Lihat ke Halaman Asli

Relasi Antara Agama dan Politik

Diperbarui: 8 Maret 2020   22:10

Kompasiana adalah platform blog. Konten ini menjadi tanggung jawab bloger dan tidak mewakili pandangan redaksi Kompas.

Politik. Sumber ilustrasi: FREEPIK/Freepik

Relasi Antara Agama Dan Politik

            Dalam kehidupan kita sehari-hari tentunya sudah tidak asing lagi dengan kata agama dan politik. Tak terhitung lagi artikel maupun buku buku yang memperbincangkan tentang agama dan politik. Isu ini sering menjadi topik diskusi yang masih mencari titik temu. Bagaimana relasi antara agama dan politik dari masa ke masa. Dalam artikel ini akan saya paparkan sedikit tentang apa itu agama dan politik.

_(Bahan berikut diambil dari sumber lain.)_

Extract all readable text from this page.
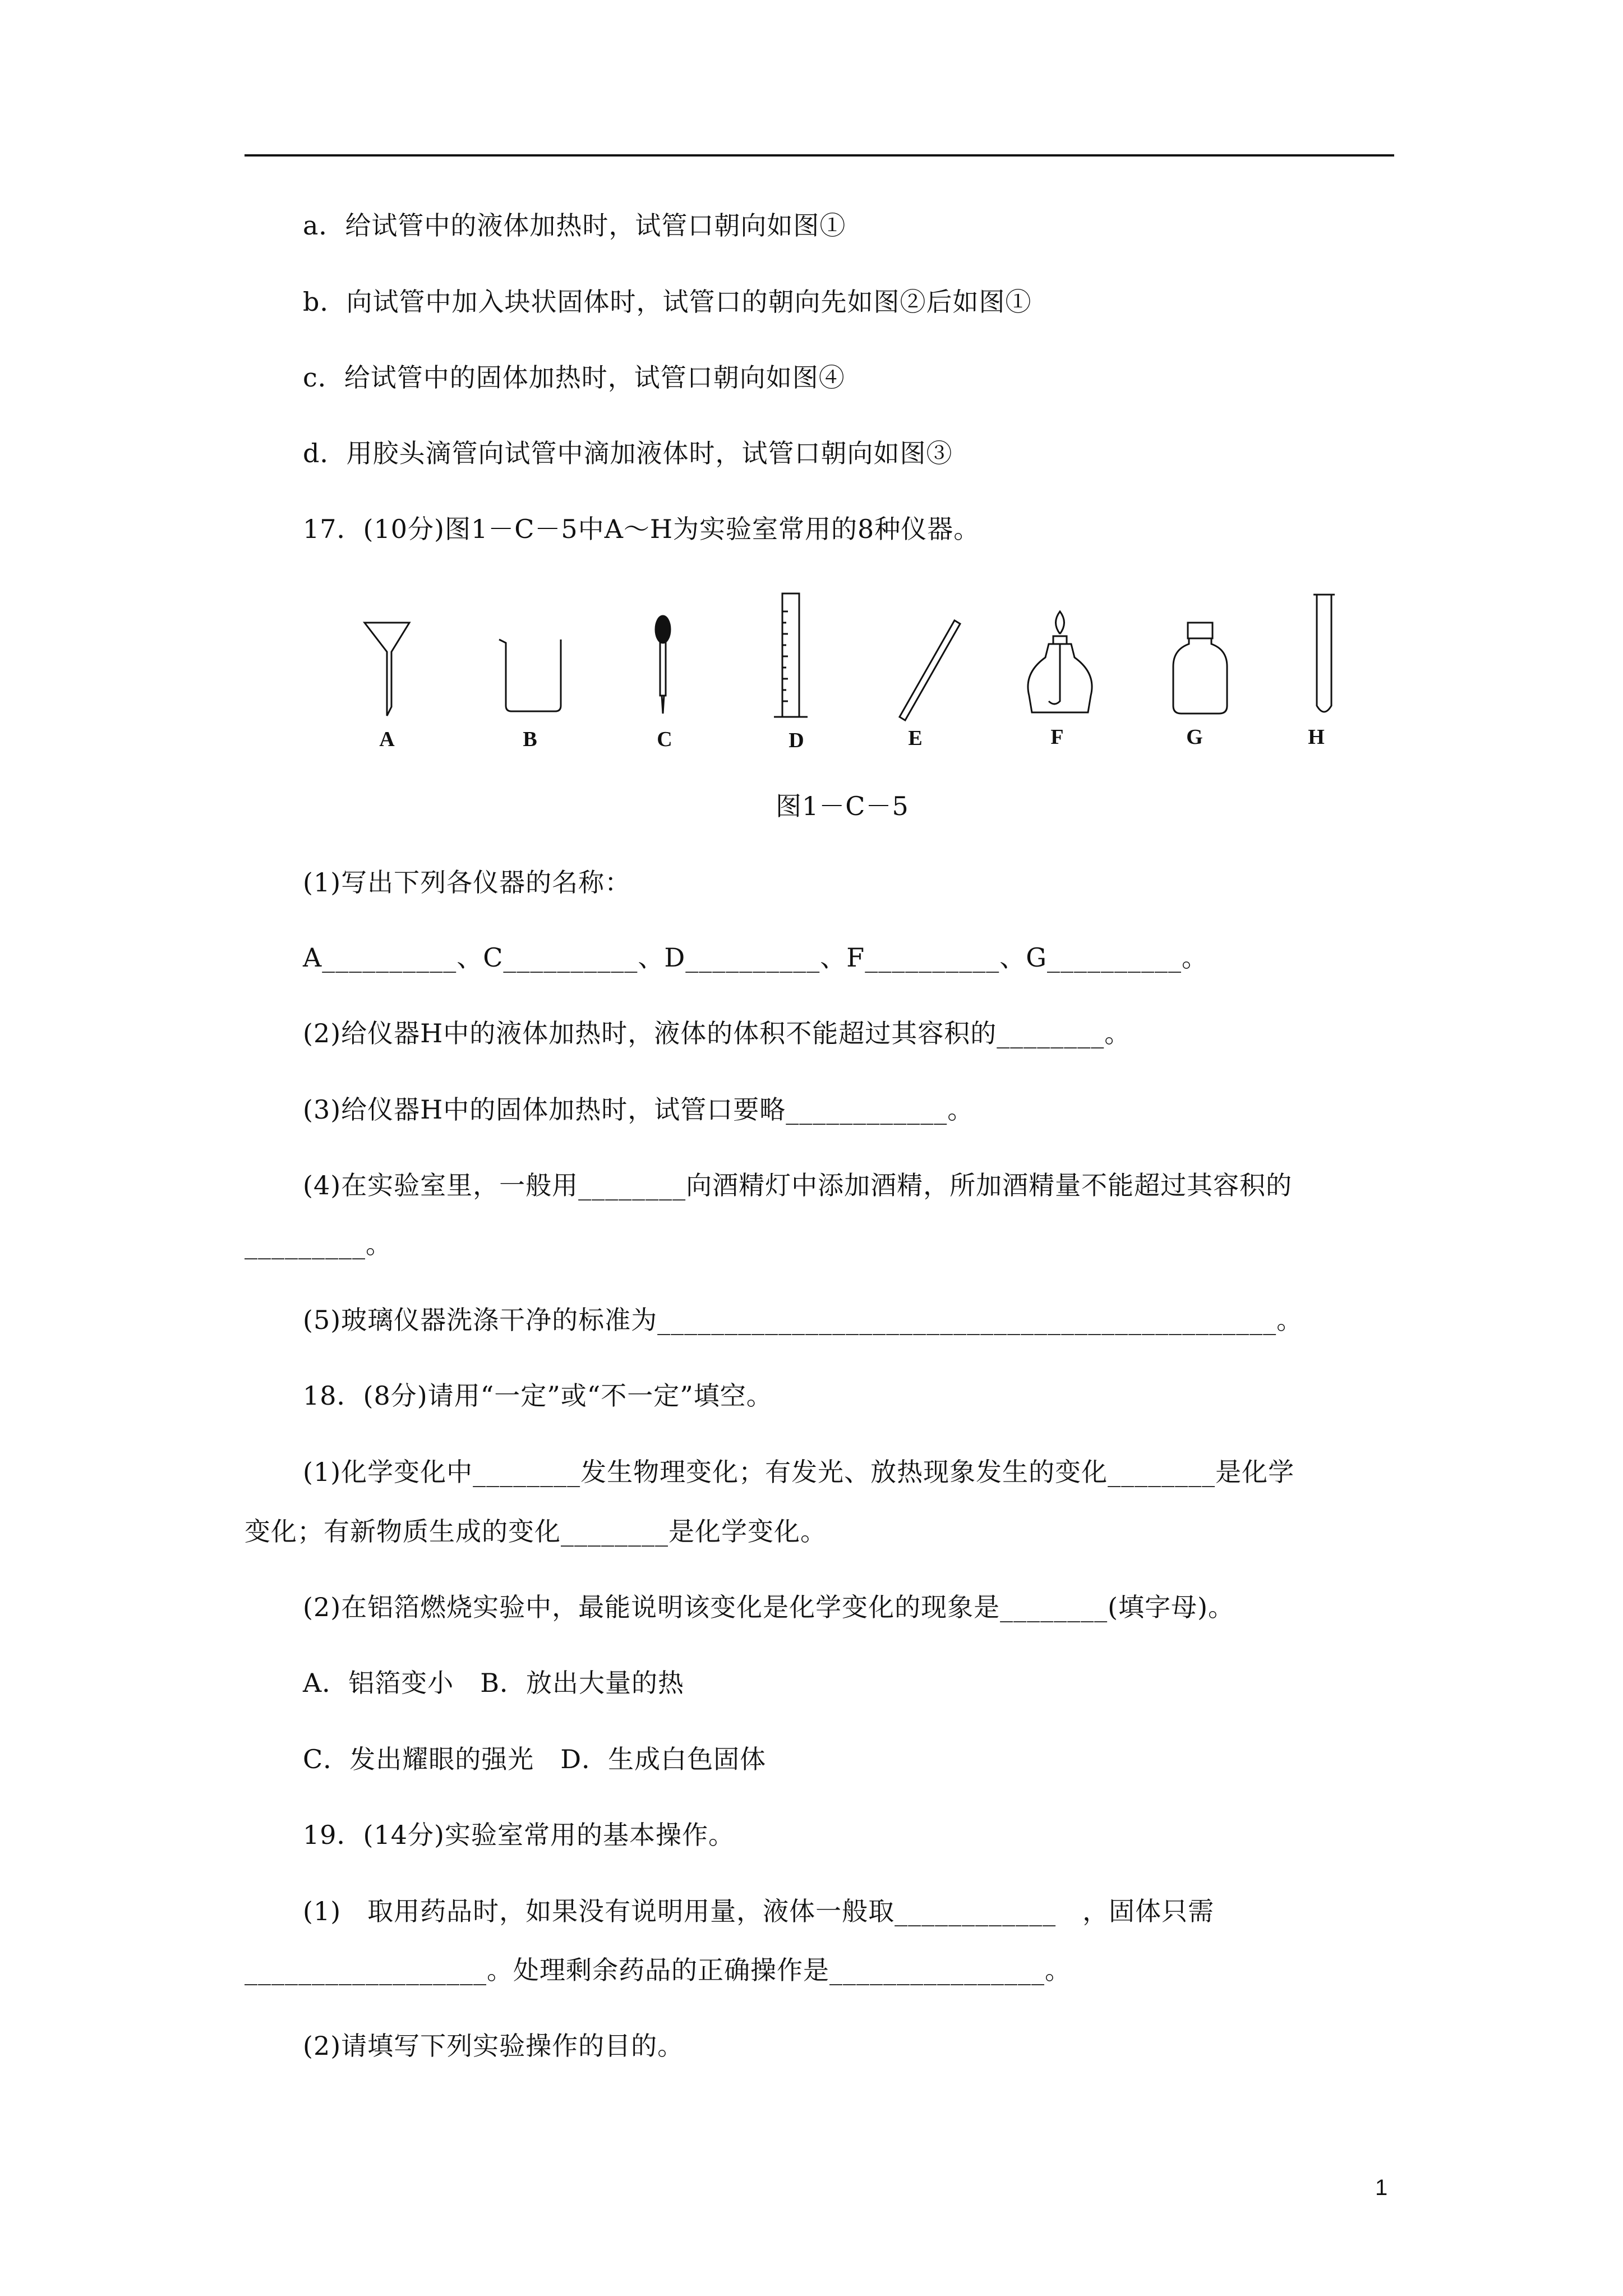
a．给试管中的液体加热时，试管口朝向如图①
b．向试管中加入块状固体时，试管口的朝向先如图②后如图①
c．给试管中的固体加热时，试管口朝向如图④
d．用胶头滴管向试管中滴加液体时，试管口朝向如图③
17．(10分)图1－C－5中A～H为实验室常用的8种仪器。
A	B	C	D	E	F	G	H
图1－C－5
(1)写出下列各仪器的名称：
A__________、C__________、D__________、F__________、G__________。
(2)给仪器H中的液体加热时，液体的体积不能超过其容积的________。
(3)给仪器H中的固体加热时，试管口要略____________。
(4)在实验室里，一般用________向酒精灯中添加酒精，所加酒精量不能超过其容积的
_________。
(5)玻璃仪器洗涤干净的标准为______________________________________________。
18．(8分)请用“一定”或“不一定”填空。
(1)化学变化中________发生物理变化；有发光、放热现象发生的变化________是化学
变化；有新物质生成的变化________是化学变化。
(2)在铝箔燃烧实验中，最能说明该变化是化学变化的现象是________(填字母)。
A．铝箔变小　B．放出大量的热
C．发出耀眼的强光　D．生成白色固体
19．(14分)实验室常用的基本操作。
(1)　取用药品时，如果没有说明用量，液体一般取____________　，固体只需
__________________。处理剩余药品的正确操作是________________。
(2)请填写下列实验操作的目的。
1
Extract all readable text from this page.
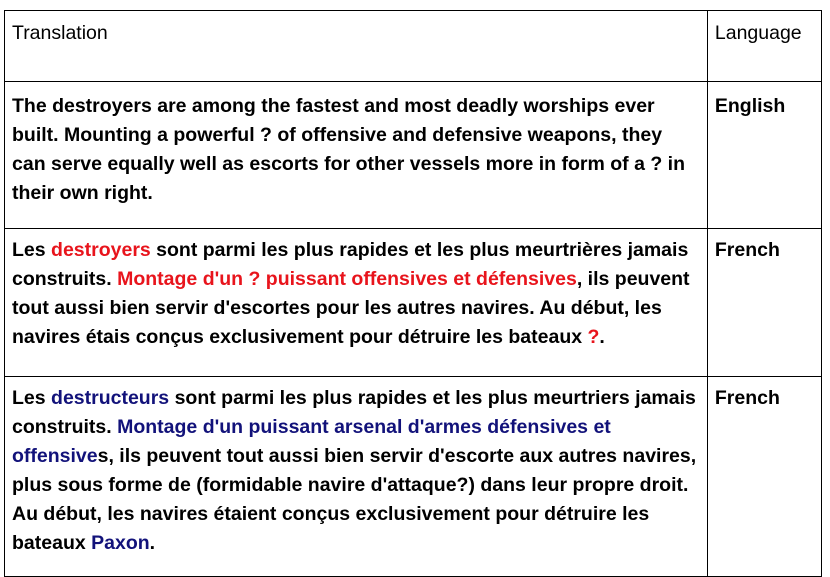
Translation	Language
The destroyers are among the fastest and most deadly worships ever built. Mounting a powerful ? of offensive and defensive weapons, they can serve equally well as escorts for other vessels more in form of a ? in their own right.	English
Les destroyers sont parmi les plus rapides et les plus meurtrières jamais construits. Montage d'un ? puissant offensives et défensives, ils peuvent tout aussi bien servir d'escortes pour les autres navires. Au début, les navires étais conçus exclusivement pour détruire les bateaux ?.	French
Les destructeurs sont parmi les plus rapides et les plus meurtriers jamais construits. Montage d'un puissant arsenal d'armes défensives et offensives, ils peuvent tout aussi bien servir d'escorte aux autres navires, plus sous forme de (formidable navire d'attaque?) dans leur propre droit. Au début, les navires étaient conçus exclusivement pour détruire les bateaux Paxon.	French
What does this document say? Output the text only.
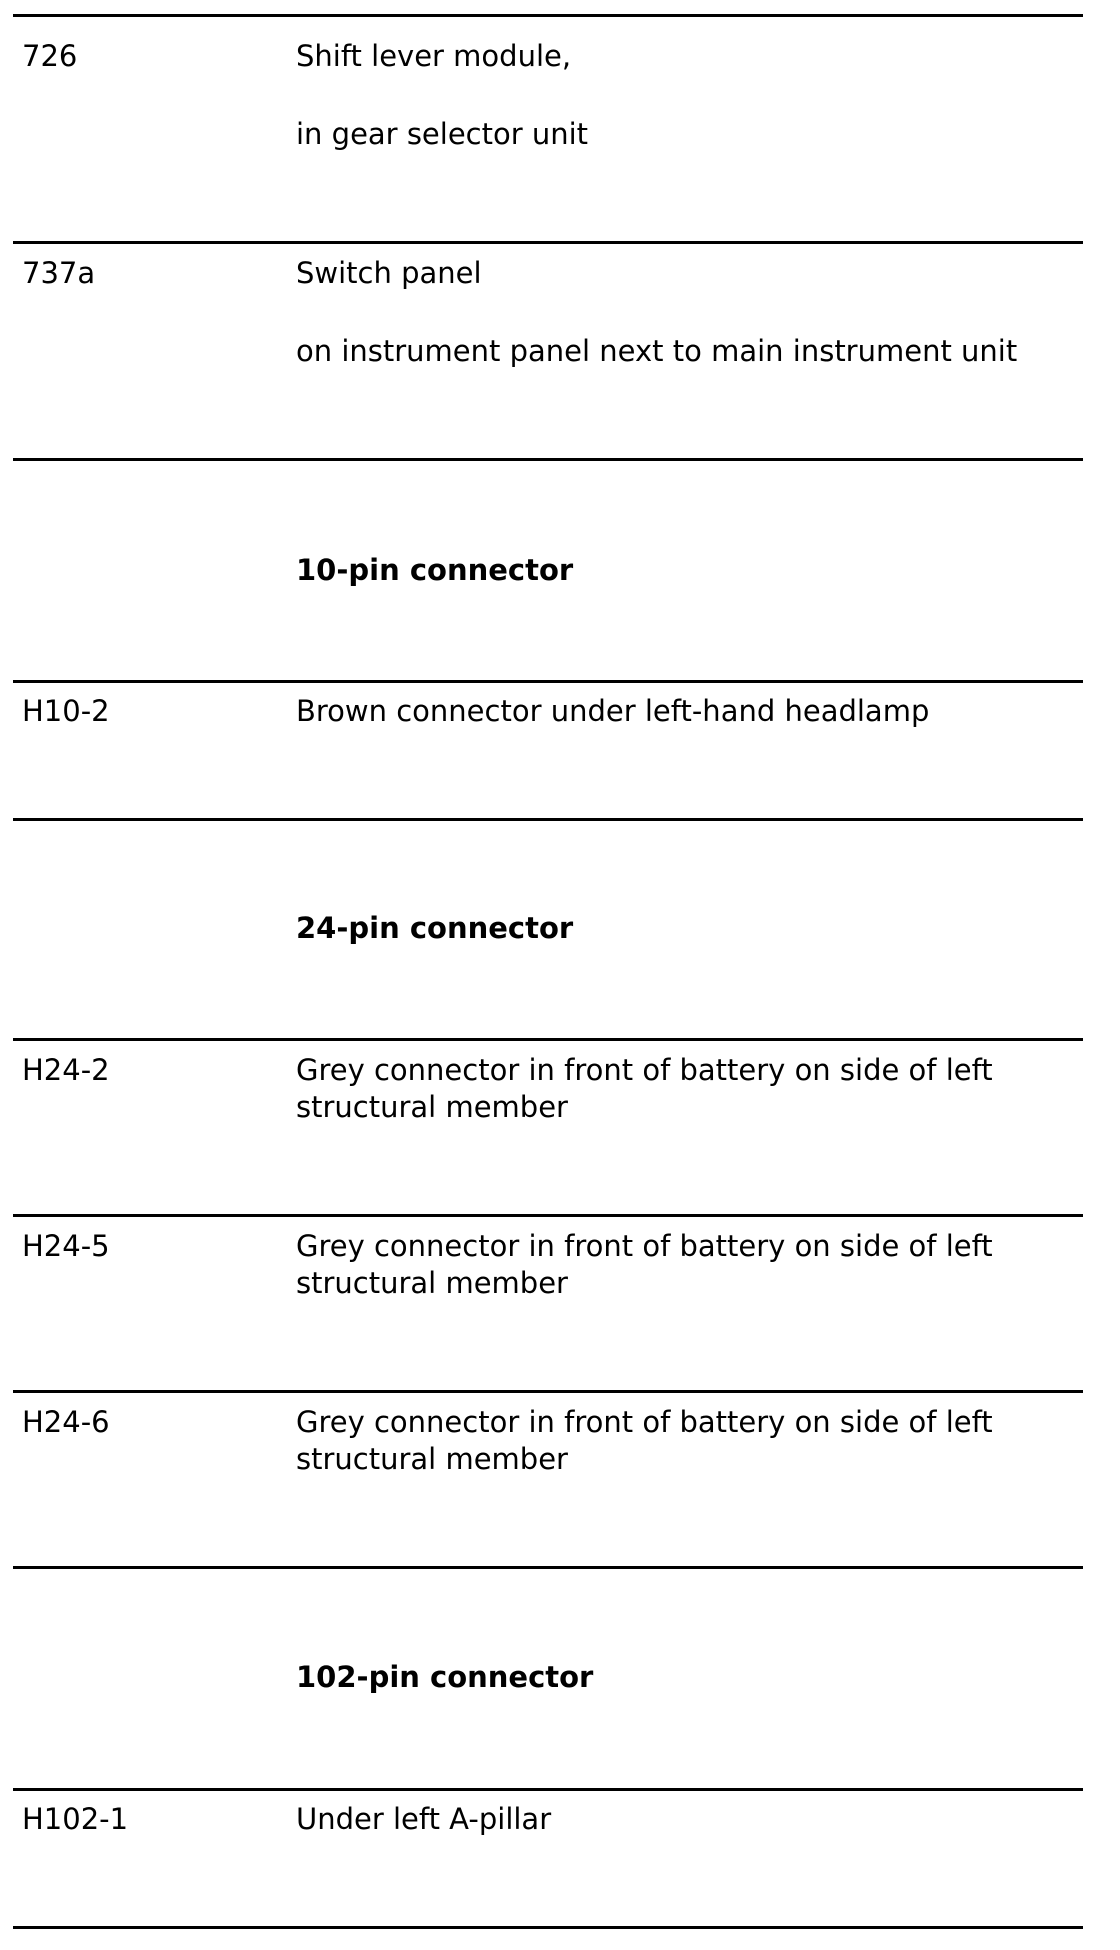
726	Shift lever module,
in gear selector unit
737a	Switch panel
on instrument panel next to main instrument unit
10-pin connector
H10-2	Brown connector under left-hand headlamp
24-pin connector
H24-2	Grey connector in front of battery on side of left structural member
H24-5	Grey connector in front of battery on side of left structural member
H24-6	Grey connector in front of battery on side of left structural member
102-pin connector
H102-1	Under left A-pillar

            Yang awalnya dalam dunia kesejarahan dari abad ke abad terdapat kutipan bahwa politik dilahirkan oleh agama. Jejaring kekuasaan merupakan misi Rasul Tuhan dengan agama yang dibawa, serta dalam menyebarkan dan mewujudkan dokrinnya. Hingga disimpulkan bahwa agama mesti memiliki kekuasaan politik. Dapat kita tela’ah pada kisah nabi Ibrahim, Musa, Isa, Muhammad yang menyebarkan agama melalui kekuasaan politik. Umat pada masa itu sangat menghormati pimpinannya dan secara otomatis mereka ikut dalam ajaran nabi tersebut. Meskipun tidak semuanya setuju pada ajaran agama, seringkali nabi mendapatkan masalah dalam kekuasaan politik ini.

            Setelah nabi Muhammad SAW. pindah ke Madinah, beliau pernah menyusun kontrak sosial politik yang disebut dengan nama “Piagam Madinah”. Di dalamnya memuat aspek-aspek kehidupan, baik tentang keberagaman maupun soal kebijakan politik mengatur masyarakat yang plural. Akan tetapi, sekarang bagaimana ajaran-ajaran Islam mampu terimplikasikan dalam segala persoalan kehidupan berbangsa dan bernegara. Nabi juga memiliki warisan yaitu komunitas politik religius yang berpusat di Madinah, yang harus selalu dijaga dan diwariskan dari generasi ke generasi berikutnya. Hal tersebut sudah cukup logis dan historis bahwa politik dari zaman Rasulullah SAW. ada hubungannya dengan agama.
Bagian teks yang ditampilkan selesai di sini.